Sembra quindi evidente, per Sgherri niente nebbia! 
Purtroppo indagini e processi non porteranno mai luce in questa ''inverosimile'' situazione meteorologica: nebbia si, nebbia no, a banchi, causata da agenti atmosferici verificatisi al momento, insorta gia da tempo o solo pochi minuti prima dell'impatto...
Ci furono molte altre testimonianze, mai messe agli atti o ascoltate dai giudici che dichiararono la totale assenza della nebbia, ma ancora nel 2017, si continua a parlare di nebbia. Perché? Molto probabilmente perché chi l'aveva vista godeva di un credito maggiore rispetto a chi fu testimone di una notte  buia ma limpida.
Col passare del tempo, delle indagini, del vedo/non vedo,  la dinamica che ha scatenato la collisione tra Moby Prince e Agip Abruzzo non è mai stata chiarita. 
Tutto avvolto in un turbine di supposizione e pressapochismo, dovuto anche al fatto che nessun giudice abbia mai rilevato testimonianze concrete sulla sequenza dell' incidente. Solo frammenti, spesso infondati, messi insieme come tessere non combacianti di un macabro puzzle.
Lo stesso Ufficiale di guardia sulla petroliera, Valentino Rolla, resterà sul vago dichiarando:

"Due fari che illuminano la fiancata dell'Agip Abruzzo e poi l'impatto."

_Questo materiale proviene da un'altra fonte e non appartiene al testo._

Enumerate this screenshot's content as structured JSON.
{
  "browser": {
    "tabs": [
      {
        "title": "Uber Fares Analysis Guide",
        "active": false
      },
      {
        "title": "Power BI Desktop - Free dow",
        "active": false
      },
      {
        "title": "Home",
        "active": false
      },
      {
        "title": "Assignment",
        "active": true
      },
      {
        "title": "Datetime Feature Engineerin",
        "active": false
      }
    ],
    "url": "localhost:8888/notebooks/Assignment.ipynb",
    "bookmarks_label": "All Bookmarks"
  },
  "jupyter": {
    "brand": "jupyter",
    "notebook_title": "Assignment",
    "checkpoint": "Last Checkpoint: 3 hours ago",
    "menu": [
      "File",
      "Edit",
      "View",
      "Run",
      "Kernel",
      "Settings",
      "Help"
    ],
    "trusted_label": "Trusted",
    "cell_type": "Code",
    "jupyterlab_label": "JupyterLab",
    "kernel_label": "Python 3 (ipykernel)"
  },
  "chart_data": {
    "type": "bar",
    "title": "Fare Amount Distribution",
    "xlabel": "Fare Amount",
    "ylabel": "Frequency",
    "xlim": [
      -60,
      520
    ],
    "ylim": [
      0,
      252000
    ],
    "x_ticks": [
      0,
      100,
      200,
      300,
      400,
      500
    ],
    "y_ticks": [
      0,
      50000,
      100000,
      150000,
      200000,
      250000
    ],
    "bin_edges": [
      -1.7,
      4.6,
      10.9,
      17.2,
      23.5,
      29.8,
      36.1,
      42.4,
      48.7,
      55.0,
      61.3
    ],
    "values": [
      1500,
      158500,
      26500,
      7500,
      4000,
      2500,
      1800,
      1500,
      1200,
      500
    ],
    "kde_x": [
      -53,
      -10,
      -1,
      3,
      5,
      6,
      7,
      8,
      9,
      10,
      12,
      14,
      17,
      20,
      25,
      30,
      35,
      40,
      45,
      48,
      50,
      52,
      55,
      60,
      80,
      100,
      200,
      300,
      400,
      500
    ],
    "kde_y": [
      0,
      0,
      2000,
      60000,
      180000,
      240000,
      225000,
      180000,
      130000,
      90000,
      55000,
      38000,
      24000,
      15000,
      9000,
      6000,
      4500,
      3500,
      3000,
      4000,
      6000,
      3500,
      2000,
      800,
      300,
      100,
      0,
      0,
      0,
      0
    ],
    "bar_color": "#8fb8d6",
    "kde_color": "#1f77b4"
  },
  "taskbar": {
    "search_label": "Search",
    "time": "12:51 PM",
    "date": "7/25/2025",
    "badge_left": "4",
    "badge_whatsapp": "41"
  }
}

Nessuna dinamica concreta quindi e nessun rilevamento radar, in quanto, al momento della collisione, lui ancora era in stand-by. Tutto ciò che evince è che a poche ore dalla tragedia il Comandante della Capitaneria dichiarerà alle telecamere che ''il buio potrebbe essere la concausa dell'impatto''. 
Poco dopo il Ministro della Marina Mercantile Vizzini  dichiarerà un errore umano dovuto alla negligenza del personale distratto dalla partita Barcellona-Juventus , smentito poi dal fatto che non erano presenti televisori in  nessuna plancia di comando. Siccome la gente doveva avere un capro espiatorio verosimile, si arrivò alla tesi che si, ci fu l'errore umano, causato però da un banco di nebbia densissima calata sulla rada di Livorno. 
Ma il responsabile più diretto, forse l'unico in grado di far luce sul disastro, non poteva più raccontare ne difendersi in quando perito nel rogo. Si tratta del Comandante del Moby Prince, Ugo Chessa.
E' il 13 aprile del 1991 quando, durante la messa in onda del TG1, passerà per una sola volta , parte di un video amatoriale sullo scontro tra il traghetto e la petroliera.
Il video, girato da una casa sita sul lungomare livornese, mostrava la sagoma di una massa scusa, molto simile ad una nave a fari spenti, rischiarata dai bagliori delle fiamme. Paolo Fraiese, all'epoca conduttore del TG1, dichiarò:

"Una cosa è chiara, non c'era nebbia al momento dell'incidente."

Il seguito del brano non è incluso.